Masterson miał nadzieję, że ma rację. Dalgliesh by mu tego nie wybaczył.

– A co zrobi? – spytał.

– Jeśli jej powiem? Rzuci pracę i wyjedzie stąd, jak sądzę. I tak ma już dość. Zostaje tu tylko ze względu na mnie.

Odrywając się od wspomnienia tego wysokiego, bezlitosnego głosu, wrócił do teraźniejszości. Z wymuszonym uśmiechem spojrzał na zupełnie inną kobietę, jaką miał przed sobą, i powiedział przepraszająco:

– Wie pani, te korki… Jechałem aż z Hampshire. Ale nie zajmę pani dużo czasu.

Pokazując jej legitymację tym dyskretnym gestem, jaki towarzyszy podobnym sytuacjom, wszedł stanowczo do mieszkania.
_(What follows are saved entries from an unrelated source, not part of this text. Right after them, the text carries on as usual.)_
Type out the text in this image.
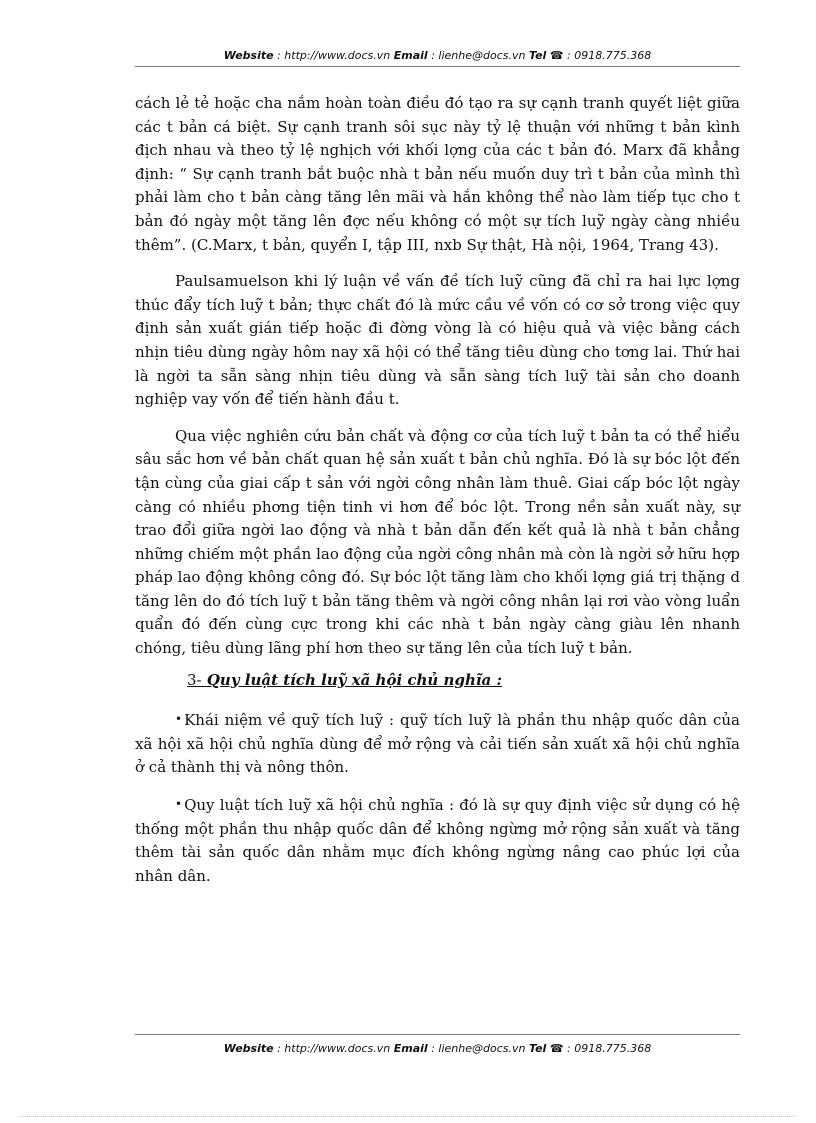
Website : http://www.docs.vn Email : lienhe@docs.vn Tel ☎ : 0918.775.368

cách lẻ tẻ hoặc cha nắm hoàn toàn điều đó tạo ra sự cạnh tranh quyết liệt giữa các t bản cá biệt. Sự cạnh tranh sôi sục này tỷ lệ thuận với những t bản kình địch nhau và theo tỷ lệ nghịch với khối lợng của các t bản đó. Marx đã khẳng định: “ Sự cạnh tranh bắt buộc nhà t bản nếu muốn duy trì t bản của mình thì phải làm cho t bản càng tăng lên mãi và hắn không thể nào làm tiếp tục cho t bản đó ngày một tăng lên đợc nếu không có một sự tích luỹ ngày càng nhiều thêm”. (C.Marx, t bản, quyển I, tập III, nxb Sự thật, Hà nội, 1964, Trang 43).

Paulsamuelson khi lý luận về vấn đề tích luỹ cũng đã chỉ ra hai lực lợng thúc đẩy tích luỹ t bản; thực chất đó là mức cầu về vốn có cơ sở trong việc quy định sản xuất gián tiếp hoặc đi đờng vòng là có hiệu quả và việc bằng cách nhịn tiêu dùng ngày hôm nay xã hội có thể tăng tiêu dùng cho tơng lai. Thứ hai là ngời ta sẵn sàng nhịn tiêu dùng và sẵn sàng tích luỹ tài sản cho doanh nghiệp vay vốn để tiến hành đầu t.

Qua việc nghiên cứu bản chất và động cơ của tích luỹ t bản ta có thể hiểu sâu sắc hơn về bản chất quan hệ sản xuất t bản chủ nghĩa. Đó là sự bóc lột đến tận cùng của giai cấp t sản với ngời công nhân làm thuê. Giai cấp bóc lột ngày càng có nhiều phơng tiện tinh vi hơn để bóc lột. Trong nền sản xuất này, sự trao đổi giữa ngời lao động và nhà t bản dẫn đến kết quả là nhà t bản chẳng những chiếm một phần lao động của ngời công nhân mà còn là ngời sở hữu hợp pháp lao động không công đó. Sự bóc lột tăng làm cho khối lợng giá trị thặng d tăng lên do đó tích luỹ t bản tăng thêm và ngời công nhân lại rơi vào vòng luẩn quẩn đó đến cùng cực trong khi các nhà t bản ngày càng giàu lên nhanh chóng, tiêu dùng lãng phí hơn theo sự tăng lên của tích luỹ t bản.

3- Quy luật tích luỹ xã hội chủ nghĩa :

• Khái niệm về quỹ tích luỹ : quỹ tích luỹ là phần thu nhập quốc dân của xã hội xã hội chủ nghĩa dùng để mở rộng và cải tiến sản xuất xã hội chủ nghĩa ở cả thành thị và nông thôn.

• Quy luật tích luỹ xã hội chủ nghĩa : đó là sự quy định việc sử dụng có hệ thống một phần thu nhập quốc dân để không ngừng mở rộng sản xuất và tăng thêm tài sản quốc dân nhằm mục đích không ngừng nâng cao phúc lợi của nhân dân.

Website : http://www.docs.vn Email : lienhe@docs.vn Tel ☎ : 0918.775.368
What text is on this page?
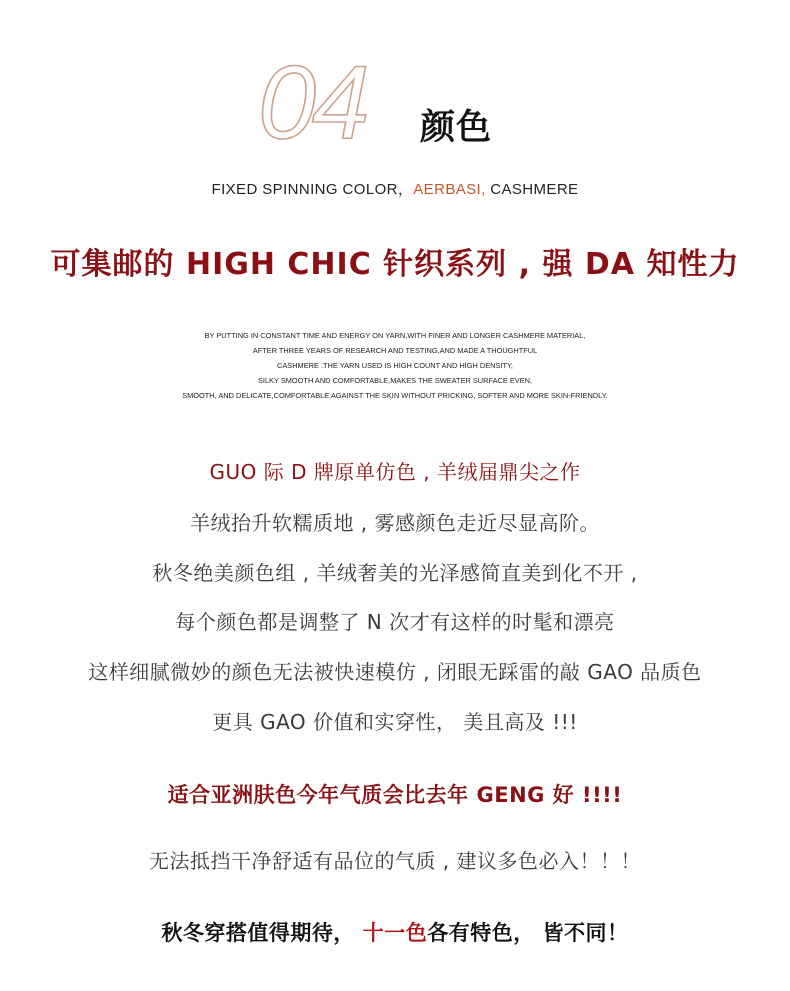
04 颜色
FIXED SPINNING COLOR，AERBASI, CASHMERE
可集邮的 HIGH CHIC 针织系列 , 强 DA 知性力
BY PUTTING IN CONSTANT TIME AND ENERGY ON YARN,WITH FINER AND LONGER CASHMERE MATERIAL,
AFTER THREE YEARS OF RESEARCH AND TESTING,AND MADE A THOUGHTFUL
CASHMERE .THE YARN USED IS HIGH COUNT AND HIGH DENSITY,
SILKY SMOOTH AND COMFORTABLE,MAKES THE SWEATER SURFACE EVEN,
SMOOTH, AND DELICATE,COMFORTABLE AGAINST THE SKIN WITHOUT PRICKING, SOFTER AND MORE SKIN-FRIENDLY.
GUO 际 D 牌原单仿色 , 羊绒届鼎尖之作
羊绒抬升软糯质地 , 雾感颜色走近尽显高阶。
秋冬绝美颜色组 , 羊绒奢美的光泽感简直美到化不开 ,
每个颜色都是调整了 N 次才有这样的时髦和漂亮
这样细腻微妙的颜色无法被快速模仿 , 闭眼无踩雷的敲 GAO 品质色
更具 GAO 价值和实穿性， 美且高及 !!!
适合亚洲肤色今年气质会比去年 GENG 好 !!!!
无法抵挡干净舒适有品位的气质 , 建议多色必入！！！
秋冬穿搭值得期待， 十一色各有特色， 皆不同！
Nie starała się go powstrzymać. Lecz jej oczy były puste, a myśli krążyły gdzie indziej. Kiedy zamykała drzwi, zadzwonił telefon. Bez słowa zostawiła go w przedpokoju i niemal biegiem rzuciła się go odebrać. Usłyszał jej głos, najpierw wzniesiony w proteście, później jękliwie błagalny. Po chwili zapadła cisza. Podszedł na palcach do drzwi pokoju i wytężył słuch. Zdawało mu się, że słyszy dźwięk wykręcanej tarczy telefonicznej. Znów dobiegł go jej głos, ale nie uchwycił słów. Tym razem rozmowa nie trwała nawet paru sekund. Kolejne wykręcanie numeru. I kolejne skomlenie. Zadzwoniła w sumie pod cztery numery, zanim znów pojawiła się w przedpokoju.